El sufrimiento no era el sello de la seriedad; por el contrario, la seriedad se medía por la capacidad personal para evadir o transcender el castigo del sufrimiento, por la habilidad personal para conseguir tranquilidad y equilibrio. En cambio, la sensibilidad que hemos heredado identifica la espiritualidad y la seriedad con la turbulencia, el sufrimiento y la pasión. Durante dos mil años, ha estado espiritualmente de moda entre los cristianos y los judíos el padecer dolor. Por tanto, no sobrevaloramos el amor, sino el sufrimiento: más precisamente, los méritos y beneficios espirituales del sufrimiento.
La contribución moderna a esta sensibilidad cristiana ha consistido en descubrir que la elaboración de obras de arte y la aventura del amor sexual eran las dos fuentes de sufrimiento más exquisitas.
Eso, y no otra cosa, buscamos en el diario de un escritor, y es lo que Pavese nos proporciona en una abundancia inquietante.

* Lo mismo ocurre con otro italiano, Tommaso Landolfi, nacido el mismo año que Pavese (1908) pero vivo aún y en actividad, que tiene publicada una importante cantidad de cuentos y novelas. Landolfi, del que hasta el momento sólo se ha traducido al inglés una selección de nueve de sus cuentos cortos, con el título de Gogol’s wife and other stories, es un escritor muy distinto y, en sus mejores momentos, más fuerte que Pavese.

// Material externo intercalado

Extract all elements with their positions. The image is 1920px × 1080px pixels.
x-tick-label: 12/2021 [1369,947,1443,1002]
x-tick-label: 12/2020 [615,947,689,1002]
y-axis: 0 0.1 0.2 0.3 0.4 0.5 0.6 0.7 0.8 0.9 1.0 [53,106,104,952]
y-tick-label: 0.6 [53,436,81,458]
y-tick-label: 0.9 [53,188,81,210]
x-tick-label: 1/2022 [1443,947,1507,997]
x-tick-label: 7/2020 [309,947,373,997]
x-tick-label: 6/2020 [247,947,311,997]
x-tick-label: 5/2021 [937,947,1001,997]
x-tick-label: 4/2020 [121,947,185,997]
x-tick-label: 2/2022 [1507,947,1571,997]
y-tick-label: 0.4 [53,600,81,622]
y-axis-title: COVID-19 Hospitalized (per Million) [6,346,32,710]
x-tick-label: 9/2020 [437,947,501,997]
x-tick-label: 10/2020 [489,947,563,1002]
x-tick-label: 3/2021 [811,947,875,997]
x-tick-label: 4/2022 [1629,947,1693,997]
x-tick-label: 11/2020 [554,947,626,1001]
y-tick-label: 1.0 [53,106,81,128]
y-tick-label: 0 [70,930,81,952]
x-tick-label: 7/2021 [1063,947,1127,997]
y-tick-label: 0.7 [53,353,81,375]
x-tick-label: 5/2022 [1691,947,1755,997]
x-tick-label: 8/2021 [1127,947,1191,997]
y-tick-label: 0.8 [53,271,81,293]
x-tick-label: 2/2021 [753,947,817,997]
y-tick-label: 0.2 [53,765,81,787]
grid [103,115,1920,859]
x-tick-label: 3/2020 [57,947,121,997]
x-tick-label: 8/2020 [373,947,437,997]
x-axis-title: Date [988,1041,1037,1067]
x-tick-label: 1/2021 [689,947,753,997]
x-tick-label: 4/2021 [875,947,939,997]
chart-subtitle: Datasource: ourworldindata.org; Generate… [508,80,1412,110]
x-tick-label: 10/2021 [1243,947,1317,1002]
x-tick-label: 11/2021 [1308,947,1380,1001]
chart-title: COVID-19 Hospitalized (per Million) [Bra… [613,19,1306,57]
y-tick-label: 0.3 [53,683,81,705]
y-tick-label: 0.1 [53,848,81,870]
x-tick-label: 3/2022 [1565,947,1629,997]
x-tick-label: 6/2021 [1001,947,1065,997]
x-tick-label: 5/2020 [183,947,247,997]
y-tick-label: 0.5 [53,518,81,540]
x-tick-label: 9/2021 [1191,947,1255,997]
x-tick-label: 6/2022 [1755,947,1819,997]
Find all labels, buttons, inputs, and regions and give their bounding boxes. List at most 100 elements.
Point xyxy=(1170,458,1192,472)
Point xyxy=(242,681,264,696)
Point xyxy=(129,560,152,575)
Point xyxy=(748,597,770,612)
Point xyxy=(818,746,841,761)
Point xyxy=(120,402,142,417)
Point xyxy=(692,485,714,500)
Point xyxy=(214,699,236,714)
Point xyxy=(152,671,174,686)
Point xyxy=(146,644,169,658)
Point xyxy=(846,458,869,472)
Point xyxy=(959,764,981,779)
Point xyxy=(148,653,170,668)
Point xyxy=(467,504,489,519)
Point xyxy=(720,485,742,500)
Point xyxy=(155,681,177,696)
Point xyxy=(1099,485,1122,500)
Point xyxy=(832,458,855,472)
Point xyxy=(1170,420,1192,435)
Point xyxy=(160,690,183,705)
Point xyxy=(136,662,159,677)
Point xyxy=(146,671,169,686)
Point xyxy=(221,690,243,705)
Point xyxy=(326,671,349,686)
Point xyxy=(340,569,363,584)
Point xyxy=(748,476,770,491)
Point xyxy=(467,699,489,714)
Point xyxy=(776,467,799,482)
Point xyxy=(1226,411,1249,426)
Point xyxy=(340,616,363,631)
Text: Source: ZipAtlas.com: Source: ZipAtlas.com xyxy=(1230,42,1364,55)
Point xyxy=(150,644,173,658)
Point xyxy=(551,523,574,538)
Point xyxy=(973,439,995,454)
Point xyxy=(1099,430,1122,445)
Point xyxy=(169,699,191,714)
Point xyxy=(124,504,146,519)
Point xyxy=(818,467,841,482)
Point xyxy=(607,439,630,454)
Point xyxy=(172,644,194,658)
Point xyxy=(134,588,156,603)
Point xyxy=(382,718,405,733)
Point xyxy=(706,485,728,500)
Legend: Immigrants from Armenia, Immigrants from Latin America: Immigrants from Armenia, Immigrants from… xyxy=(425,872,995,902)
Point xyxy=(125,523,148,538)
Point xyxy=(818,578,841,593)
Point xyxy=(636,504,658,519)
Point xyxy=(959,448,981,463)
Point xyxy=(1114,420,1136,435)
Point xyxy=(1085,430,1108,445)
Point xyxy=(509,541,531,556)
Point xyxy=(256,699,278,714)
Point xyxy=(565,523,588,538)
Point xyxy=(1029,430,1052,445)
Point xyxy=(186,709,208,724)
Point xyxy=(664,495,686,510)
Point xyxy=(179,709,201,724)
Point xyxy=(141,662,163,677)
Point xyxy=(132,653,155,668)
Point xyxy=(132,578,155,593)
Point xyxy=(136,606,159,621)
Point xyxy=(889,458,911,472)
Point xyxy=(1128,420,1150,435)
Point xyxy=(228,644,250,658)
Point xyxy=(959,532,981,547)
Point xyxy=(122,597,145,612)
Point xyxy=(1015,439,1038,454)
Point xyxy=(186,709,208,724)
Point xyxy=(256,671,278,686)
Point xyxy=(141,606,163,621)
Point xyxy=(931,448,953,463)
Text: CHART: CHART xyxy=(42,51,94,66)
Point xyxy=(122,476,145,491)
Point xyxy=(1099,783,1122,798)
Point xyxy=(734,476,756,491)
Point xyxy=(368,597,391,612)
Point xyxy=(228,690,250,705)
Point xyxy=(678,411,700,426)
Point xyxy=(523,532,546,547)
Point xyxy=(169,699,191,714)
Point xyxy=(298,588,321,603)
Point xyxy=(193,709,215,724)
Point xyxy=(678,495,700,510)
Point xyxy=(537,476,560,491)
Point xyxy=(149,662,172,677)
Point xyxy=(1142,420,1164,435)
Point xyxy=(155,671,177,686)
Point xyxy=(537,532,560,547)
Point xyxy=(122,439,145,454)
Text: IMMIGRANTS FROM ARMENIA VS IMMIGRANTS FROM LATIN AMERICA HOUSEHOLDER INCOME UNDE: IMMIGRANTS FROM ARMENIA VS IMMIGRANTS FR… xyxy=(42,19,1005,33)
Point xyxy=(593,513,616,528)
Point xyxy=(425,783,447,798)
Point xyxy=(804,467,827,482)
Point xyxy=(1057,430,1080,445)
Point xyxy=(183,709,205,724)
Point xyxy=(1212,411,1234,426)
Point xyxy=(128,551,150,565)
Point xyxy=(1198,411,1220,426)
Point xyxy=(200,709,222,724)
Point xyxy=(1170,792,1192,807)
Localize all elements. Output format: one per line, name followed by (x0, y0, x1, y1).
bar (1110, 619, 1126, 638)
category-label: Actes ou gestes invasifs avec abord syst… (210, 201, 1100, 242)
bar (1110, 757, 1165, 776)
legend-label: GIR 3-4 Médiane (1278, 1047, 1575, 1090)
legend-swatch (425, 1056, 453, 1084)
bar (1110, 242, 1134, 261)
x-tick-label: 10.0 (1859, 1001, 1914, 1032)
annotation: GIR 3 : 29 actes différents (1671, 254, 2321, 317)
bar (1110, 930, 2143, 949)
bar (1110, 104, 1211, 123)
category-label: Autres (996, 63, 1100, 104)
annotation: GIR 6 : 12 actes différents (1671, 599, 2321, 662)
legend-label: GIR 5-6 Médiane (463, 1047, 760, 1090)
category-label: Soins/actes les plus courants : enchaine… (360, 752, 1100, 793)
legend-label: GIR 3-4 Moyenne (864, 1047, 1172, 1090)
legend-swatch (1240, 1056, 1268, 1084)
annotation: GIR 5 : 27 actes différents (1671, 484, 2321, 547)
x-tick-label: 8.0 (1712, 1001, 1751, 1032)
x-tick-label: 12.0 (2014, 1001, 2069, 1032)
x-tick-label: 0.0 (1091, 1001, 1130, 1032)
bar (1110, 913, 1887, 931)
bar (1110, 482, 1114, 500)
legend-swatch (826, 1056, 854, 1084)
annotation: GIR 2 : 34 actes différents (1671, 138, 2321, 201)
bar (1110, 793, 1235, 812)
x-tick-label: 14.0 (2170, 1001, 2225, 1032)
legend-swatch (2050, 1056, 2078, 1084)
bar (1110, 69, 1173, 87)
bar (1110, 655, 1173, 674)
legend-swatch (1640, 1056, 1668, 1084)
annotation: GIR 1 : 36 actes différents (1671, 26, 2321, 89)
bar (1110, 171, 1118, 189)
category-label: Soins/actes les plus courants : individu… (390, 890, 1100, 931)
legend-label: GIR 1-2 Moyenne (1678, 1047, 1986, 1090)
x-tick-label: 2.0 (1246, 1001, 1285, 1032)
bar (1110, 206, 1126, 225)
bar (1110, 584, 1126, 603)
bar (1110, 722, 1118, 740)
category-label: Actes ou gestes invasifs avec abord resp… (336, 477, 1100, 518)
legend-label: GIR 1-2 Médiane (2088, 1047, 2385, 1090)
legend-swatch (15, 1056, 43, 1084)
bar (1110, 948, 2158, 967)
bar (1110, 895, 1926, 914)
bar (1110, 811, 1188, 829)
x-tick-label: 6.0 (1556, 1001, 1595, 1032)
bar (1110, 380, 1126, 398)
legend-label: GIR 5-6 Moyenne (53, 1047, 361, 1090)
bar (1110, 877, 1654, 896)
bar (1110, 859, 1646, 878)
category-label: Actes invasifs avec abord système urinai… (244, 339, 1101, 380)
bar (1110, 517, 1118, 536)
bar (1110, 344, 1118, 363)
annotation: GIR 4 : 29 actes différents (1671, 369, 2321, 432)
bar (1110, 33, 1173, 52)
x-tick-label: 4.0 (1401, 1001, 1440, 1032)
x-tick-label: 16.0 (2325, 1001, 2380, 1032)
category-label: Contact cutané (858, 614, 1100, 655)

Su mórbida inventiva, su intelectualismo austero y cierto sentido catastrofista más bien surrealista lo acercan a escritores como Borges e Isak Dinesen.
Pero él y Pavese tienen en común algo que hace a la obra de ambos distinta de la ficción que se suele escribir actualmente en Inglaterra y en los Estados Unidos, y en apariencia sin interés para el público de esta ficción. Su denominador común es el proyecto de una forma de escribir reservada, básicamente neutral. En esta escritura, el acto de relatar la historia es concebido primordialmente como un acto de inteligencia.
Narrar es palpablemente emplear la propia inteligencia; la unidad de narración característica de la ficción de Europa y Latinoamérica es la unidad de la inteligencia del narrador. Pero el escritor de ficción típico de los Estados Unidos de hoy está poco acostumbrado a este uso de la inteligencia, paciente, meticuloso, recatado.
Los escritores norteamericanos prefieren en su mayoría que los hechos se declaren, se interpreten a sí mismos. De haber una voz narradora, será seguramente inmaculadamente estúpida; o extrañamente hábil y ruidosa. Así pues, la mayor parte de la producción literaria norteamericana es burdamente retórica (es decir, hay una inflación de medios sin relación con los fines), en contraste con el modo
clásico de escribir europeo, que consigue sus efectos mediante un estilo antirretórico —un estilo que se disimula, que apunta en último término a la transparencia neutral.
Tanto Pavese como Landolfi pertenecen por entero a esta tradición antirretórica.